Network Denial of Service: Direct Network Flood

ID Name
T1498.001 Direct Network Flood
T1498.002 Reflection Amplification

Adversaries may attempt to cause a denial of service (DoS) by directly sending a high-volume of network traffic to a target. Direct Network Flood are when one or more systems are used to send a high-volume of network packets towards the targeted service's network. Almost any network protocol may be used for flooding. Stateless protocols such as UDP or ICMP are commonly used but stateful protocols such as TCP can be used as well.
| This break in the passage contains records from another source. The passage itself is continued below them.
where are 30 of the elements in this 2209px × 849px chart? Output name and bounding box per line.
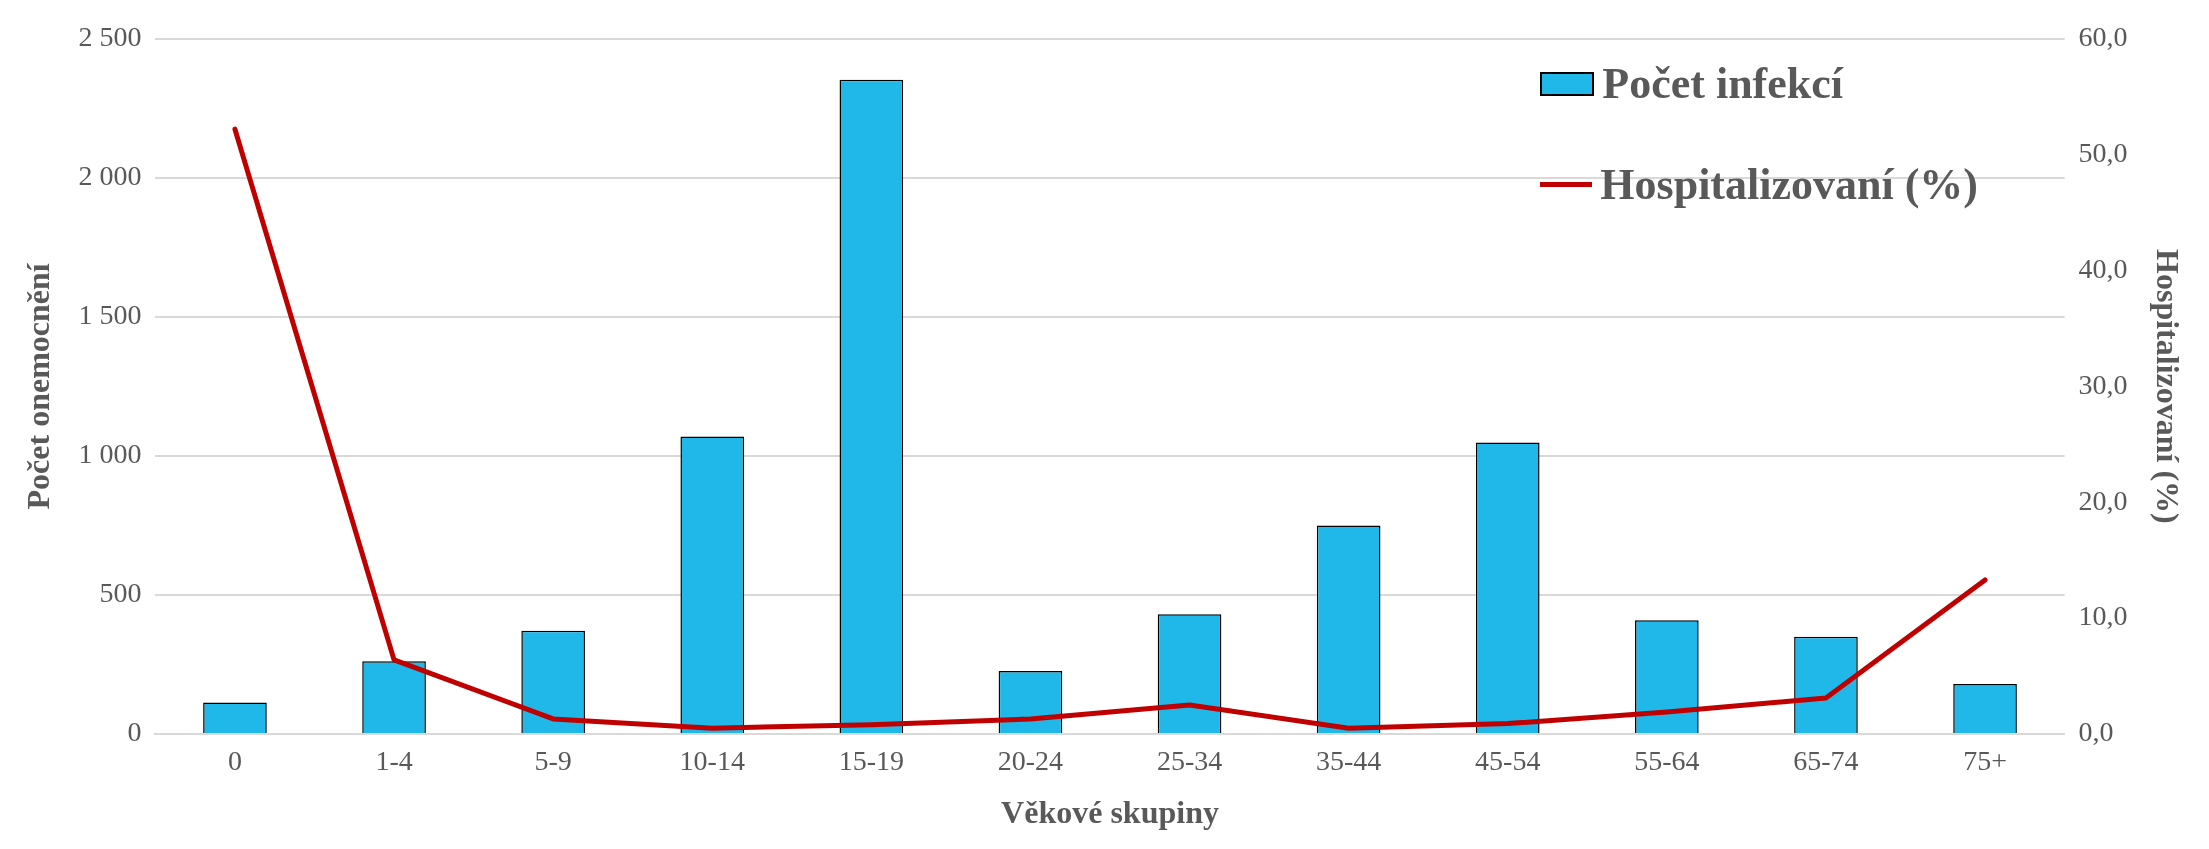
x-tick-label: 15-19 bbox=[838, 745, 905, 777]
x-tick-label: 45-54 bbox=[1475, 745, 1541, 777]
x-tick-label: 5-9 bbox=[534, 745, 572, 777]
y-tick-label: 2 500 bbox=[78, 21, 142, 53]
y-tick-label: 1 500 bbox=[78, 299, 142, 331]
x-tick-label: 55-64 bbox=[1634, 745, 1700, 777]
y-tick-label: 500 bbox=[99, 577, 142, 609]
y2-tick-label: 30,0 bbox=[2078, 368, 2128, 400]
x-tick-label: 0 bbox=[227, 745, 242, 777]
legend-label: Hospitalizovaní (%) bbox=[1600, 159, 1978, 210]
y2-tick-label: 20,0 bbox=[2078, 484, 2128, 516]
y-tick-label: 2 000 bbox=[78, 160, 142, 192]
y2-tick-label: 0,0 bbox=[2078, 716, 2114, 748]
y2-tick-label: 10,0 bbox=[2078, 600, 2128, 632]
x-tick-label: 65-74 bbox=[1793, 745, 1859, 777]
y-tick-label: 1 000 bbox=[78, 438, 142, 470]
x-tick-label: 75+ bbox=[1963, 745, 2007, 777]
x-tick-label: 25-34 bbox=[1156, 745, 1223, 777]
y2-tick-label: 40,0 bbox=[2078, 252, 2128, 284]
legend-label: Počet infekcí bbox=[1602, 58, 1844, 109]
y-axis-title: Počet onemocnění bbox=[20, 262, 57, 510]
x-tick-label: 35-44 bbox=[1315, 745, 1382, 777]
y2-axis-title: Hospitalizovaní (%) bbox=[2149, 249, 2186, 524]
x-tick-label: 10-14 bbox=[679, 745, 745, 777]
y2-tick-label: 50,0 bbox=[2078, 137, 2128, 169]
x-tick-label: 20-24 bbox=[997, 745, 1064, 777]
x-axis-title: Věkové skupiny bbox=[1001, 794, 1219, 831]
y-tick-label: 0 bbox=[127, 716, 142, 748]
x-tick-label: 1-4 bbox=[375, 745, 413, 777]
y2-tick-label: 60,0 bbox=[2078, 21, 2128, 53]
Botnets are commonly used to conduct network flooding attacks against networks and services. Large botnets can generate a significant amount of traffic from systems spread across the global Internet. Adversaries may have the resources to build out and control their own botnet infrastructure or may rent time on an existing botnet to conduct an attack. In some of the worst cases for distributed DoS (DDoS), so many systems are used to generate the flood that each one only needs to send out a small amount of traffic to produce enough volume to saturate the target network. In such circumstances, distinguishing DDoS traffic from legitimate clients becomes exceedingly difficult. Botnets have been used in some of the most high-profile DDoS flooding attacks, such as the 2012 series of incidents that targeted major US banks.[1]

ID: T1498.001
Sub-technique of:  T1498
Tactic: Impact
Platforms: AWS, Azure, Azure AD, GCP, Linux, Office 365, SaaS, Windows, macOS
Data Sources: Netflow/Enclave netflow, Network device logs, Network intrusion detection system, Network protocol analysis, Sensor health and status
Impact Type: Availability
Version: 1.0
Created: 02 March 2020
Last Modified: 29 March 2020


Mitigation Description
Filter Network Traffic

When flood volumes exceed the capacity of the network connection being targeted, it is typically necessary to intercept the incoming traffic upstream to filter out the attack traffic from the legitimate traffic. Such defenses can be provided by the hosting Internet Service Provider (ISP) or by a 3rd party such as a Content Delivery Network (CDN) or providers specializing in DoS mitigations.[2]

Depending on flood volume, on-premises filtering may be possible by blocking source addresses sourcing the attack, blocking ports that are being targeted, or blocking protocols being used for transport.[2]

As immediate response may require rapid engagement of 3rd parties, analyze the risk associated to critical resources being affected by Network DoS attacks and create a disaster recovery plan/business continuity plan to respond to incidents.[2]


Detection of a network flood can sometimes be achieved before the traffic volume is sufficient to cause impact to the availability of the service, but such response time typically requires very aggressive monitoring and responsiveness or services provided by an upstream network service provider. Typical network throughput monitoring tools such as netflow[3], SNMP, and custom scripts can be used to detect sudden increases in network or service utilization. Real-time, automated, and qualitative study of the network traffic can identify a sudden surge in one type of protocol can be used to detect a network flood event as it starts. Often, the lead time may be small and the indicator of an event availability of the network or service drops. The analysis tools mentioned can then be used to determine the type of DoS causing the outage and help with remediation.